Plume in the wind

/2024-09-17/brain_stuck_past.md

I've been living in this city for seven years. And yet, every time I sleep, I'm back at the same place. I'm back into my hometown. I'm back into my high school's town. Every time.

I fall asleep, and I'm back worrying about high school people bullying me, harassing me. Homework that needs to be done. Sometimes it's much more weird, but it's all happening in the same place.

Sometimes, elements from the present slip in. The trams from my city are appearing in my tiny hometown. Recently, in the hallways of my high school, a girl had a trans colored bracelet. Some present things are getting integrated into my dreams now. Like the fact that I'm a trans girl, it's finally starting to make its way in. But at the end of the day, I'm still there.

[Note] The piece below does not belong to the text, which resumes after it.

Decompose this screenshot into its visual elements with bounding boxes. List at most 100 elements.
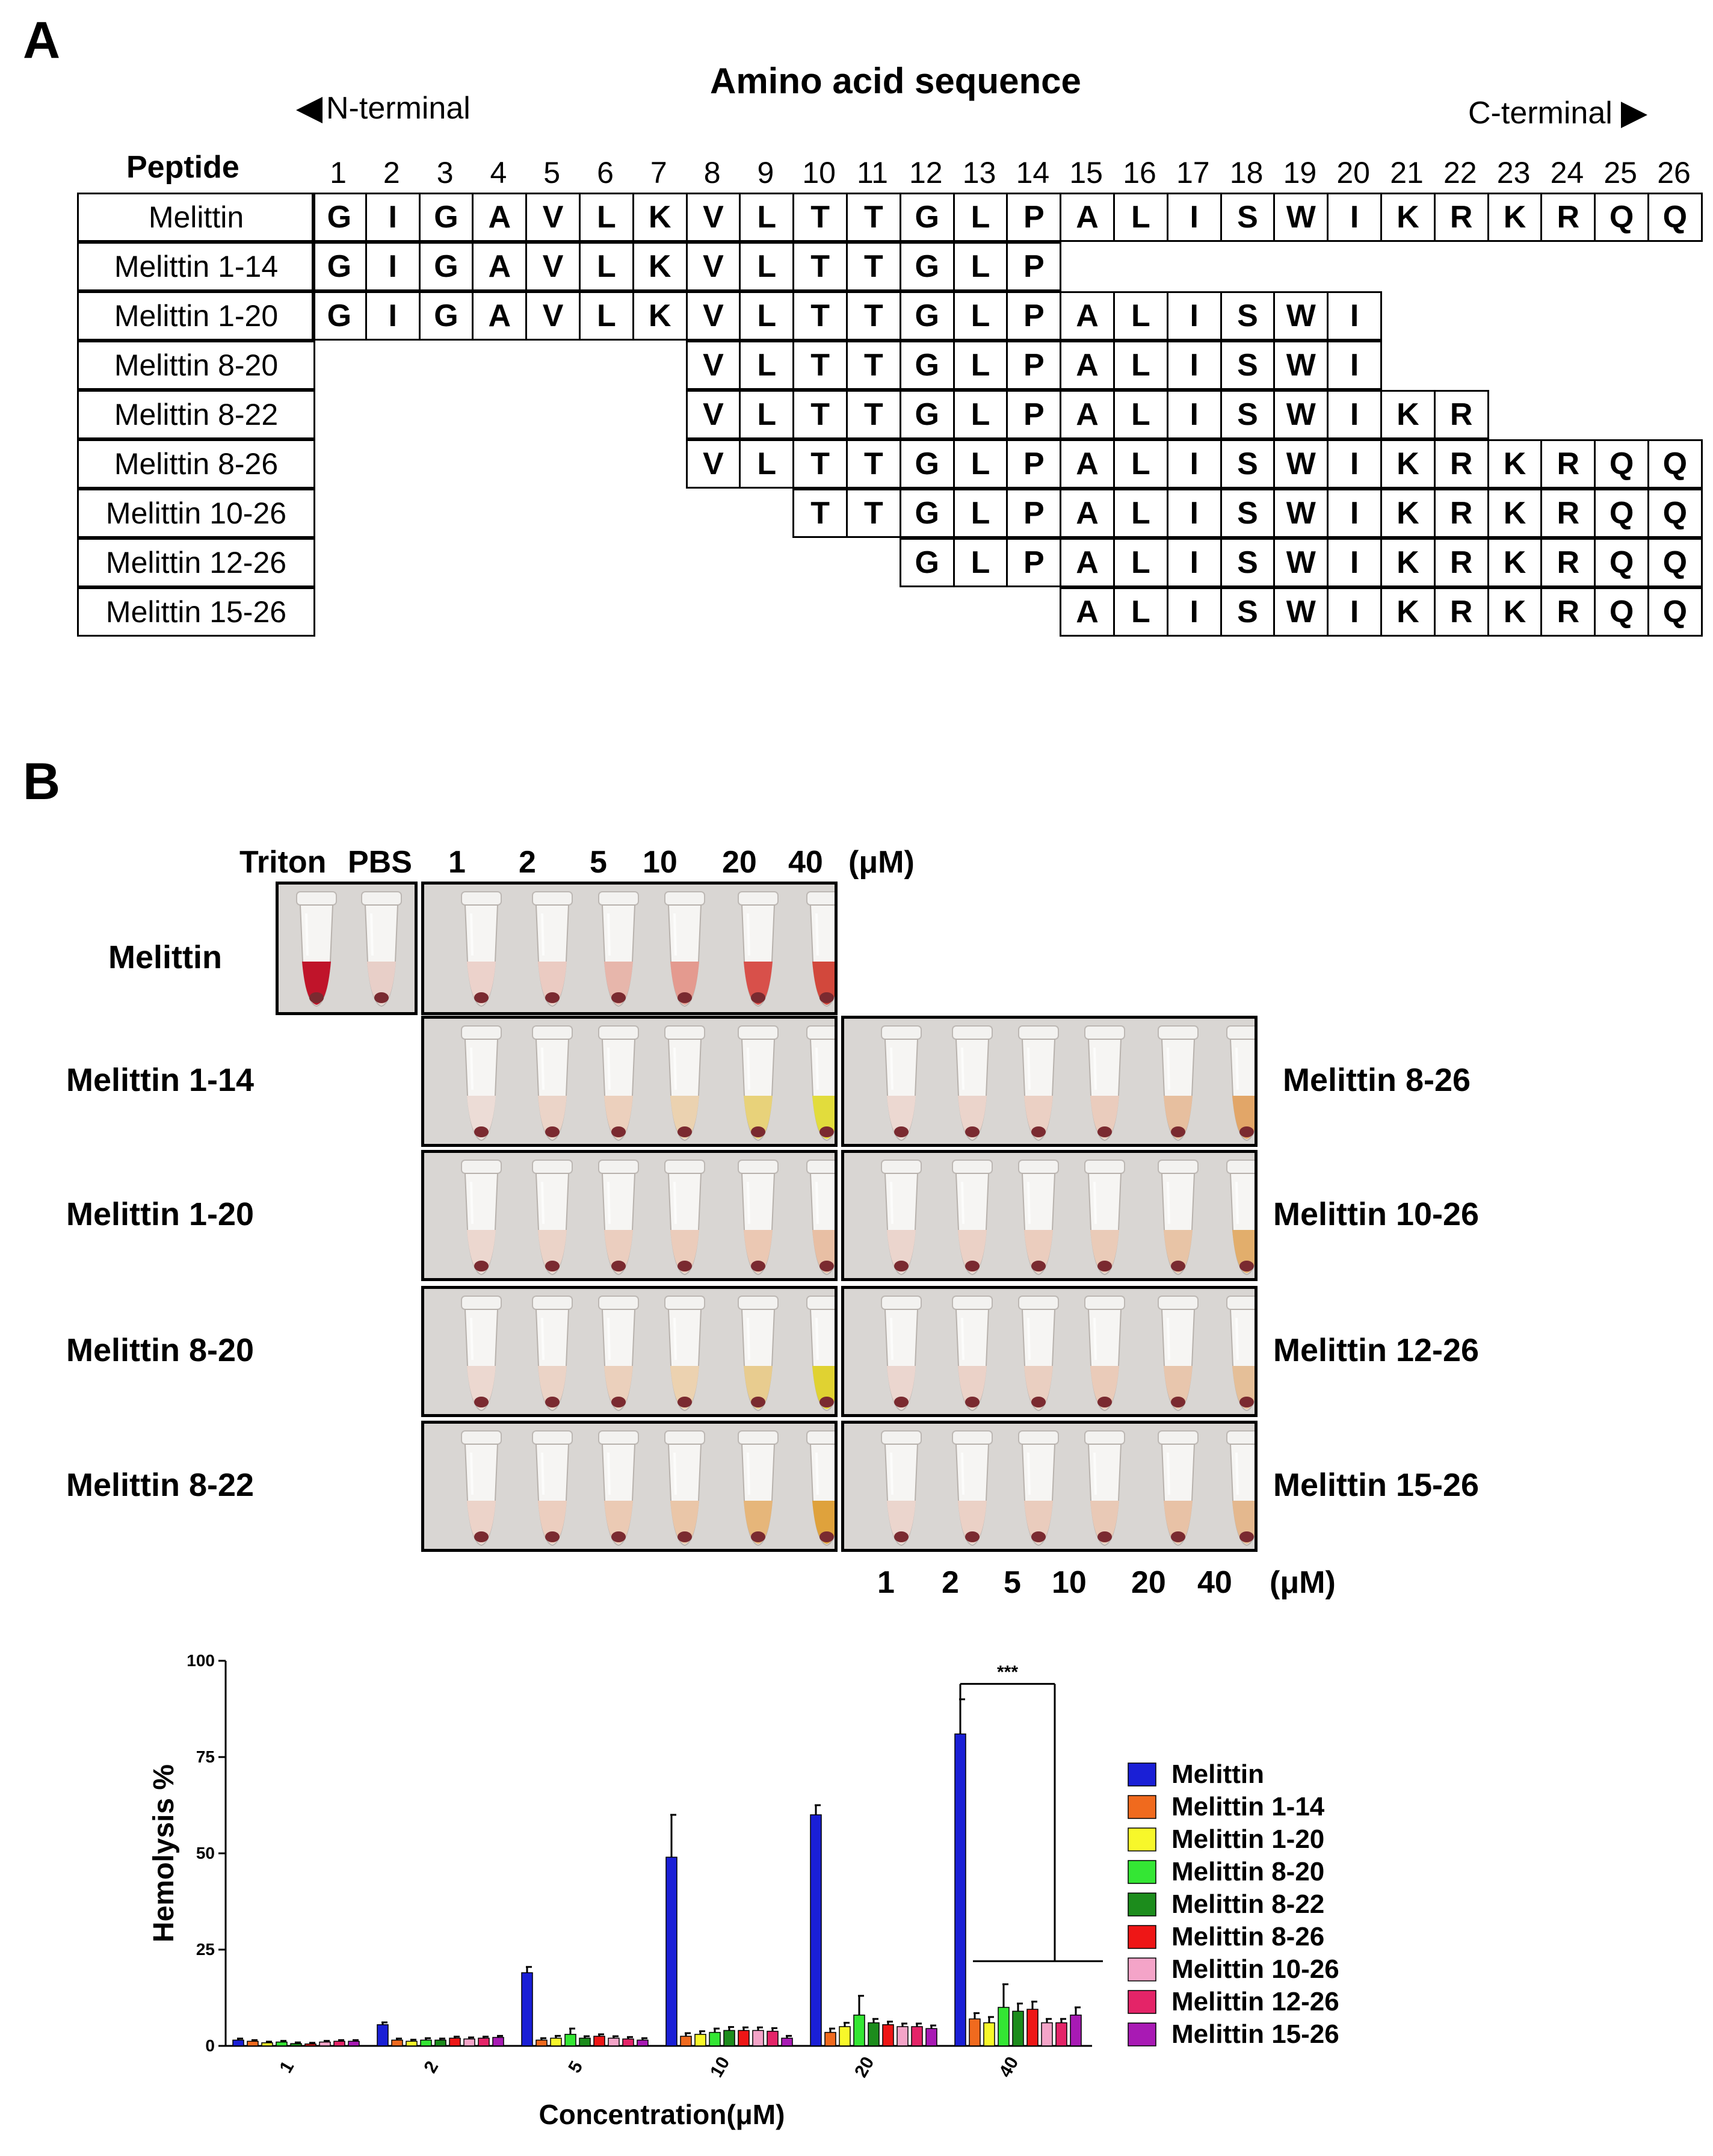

It's been seven years since I've moved away. My social circles have completely changed. Everything in my life has changed. Yet, when I'm asleep, I'm back there. I never dream about my current friends. I never dream about my partner. I never dream about any of what is currently happening. I am back there, every time.

I either dream of my father, or I dream of high school. Sometimes both. It's one or the other. And it's never good. My father being violent, gaslighting me or me being violent to him. Being stuck in my high school, seeing it as a prison, often comes up.

I moved away seven years ago, but it feels like a part of me died there and left my brain perpetually stuck there.

I've been thinking about this more and more lately. I've been noticing lately that my brain is seemingly permanently stuck not in the past, but in some very specific parts of my past. Like, during some panic attacks, I've sometimes been having flashback to stuff my father did to me.

I went through a very troubling time in my relationship lately. I went through a militant burnout. I went through a professional burnout. I went through a coming out. I went through a lot of stuff. Some that nearly fucking broke me. And yet... I'm dreaming about the stresses of high school and my father. Why? Why am I still there? And how do I get out of this place?

Yeah... maybe I should bring that up to my therapist.